Even if KMP is correct about the sufficiency of a claim that asserts wrongdoing without citing any evidence probative of wrongdoing, Debtors are entitled to summary judgment with respect to KMP’s claims for mismanagement and inequitable conduct. Debtors, in the Motion and accompanying papers, including the Jonathan Stack affidavit, have provided uncontroverted evidence sufficient to overcome KMP’s claims.
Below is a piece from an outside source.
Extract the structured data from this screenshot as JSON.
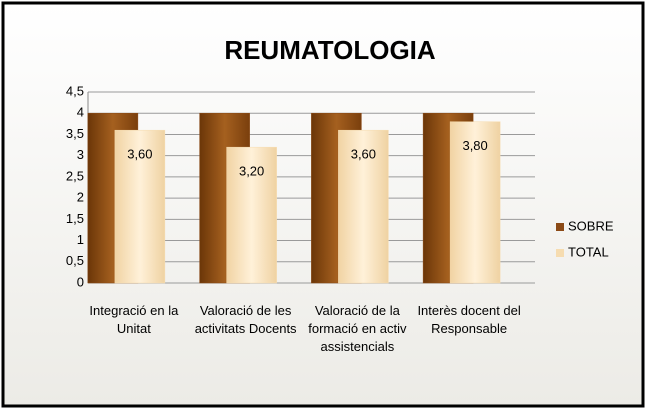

For the forgoing reasons Claim 7126, Claim 7132, Claim 7137 and Claim 7142 are disallowed. The other claims dealt with in the Motion have been withdrawn or abandoned by KMP.[5] Therefore, the Motion is GRANTED with respect to KMP’s claims (other than Claim 7135) on the bases herein described.

It is so ORDERED.

[1] Debtors and KMP differed respecting the proper manner and permanency of the dismissal. By an oral ruling, the court disallowed the nine claims, but directed that KMP be given notice of any bar date for intercompany claims and ruled that the disallowance was without prejudice to any objection KMP might make to confirmation of a plan.
[2] KMP’s claims have been on file for more than a year. On October 22, 2004, the court entered an order establishing a schedule for handling objections to certain claims, including those of KMP, that fixed December 31, 2004, as a cutoff for discovery. The court concludes, therefore, that KMP by January 5, 2005, should have been able to offer some factual support for its claims.
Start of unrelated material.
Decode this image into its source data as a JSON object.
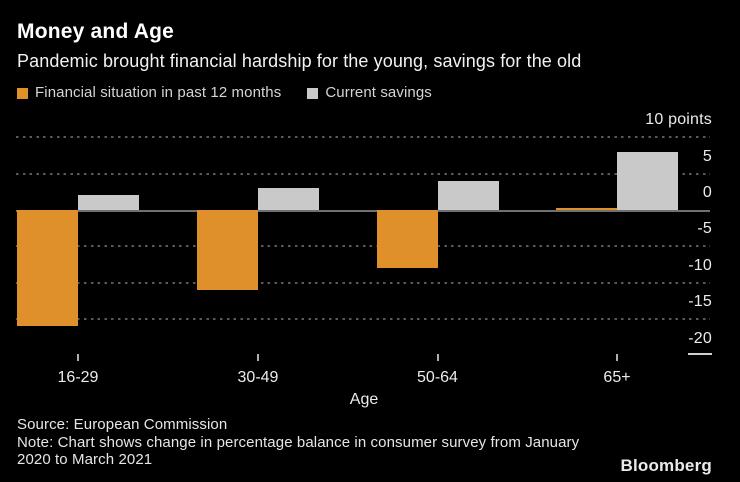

[3] The LLC agreement for Development contains an identical provision.
[4] See 6 Del. C. § 18-1101(c) (2004); True N. Composites, LLC v. Trinity Indus., Inc., 191 F. Supp. 2d 484, 517 (D. Del. 2002).
[5] The court notes that KMP’s claims are charitably described as facially weak. It appears they were filed after inadequate inquiry into the underlying facts. The claims have now consumed many hours of court time and have cost the estates of Debtors considerable money. The court trusts KMP will be more cautious to avoid filing frivolous claims in the future.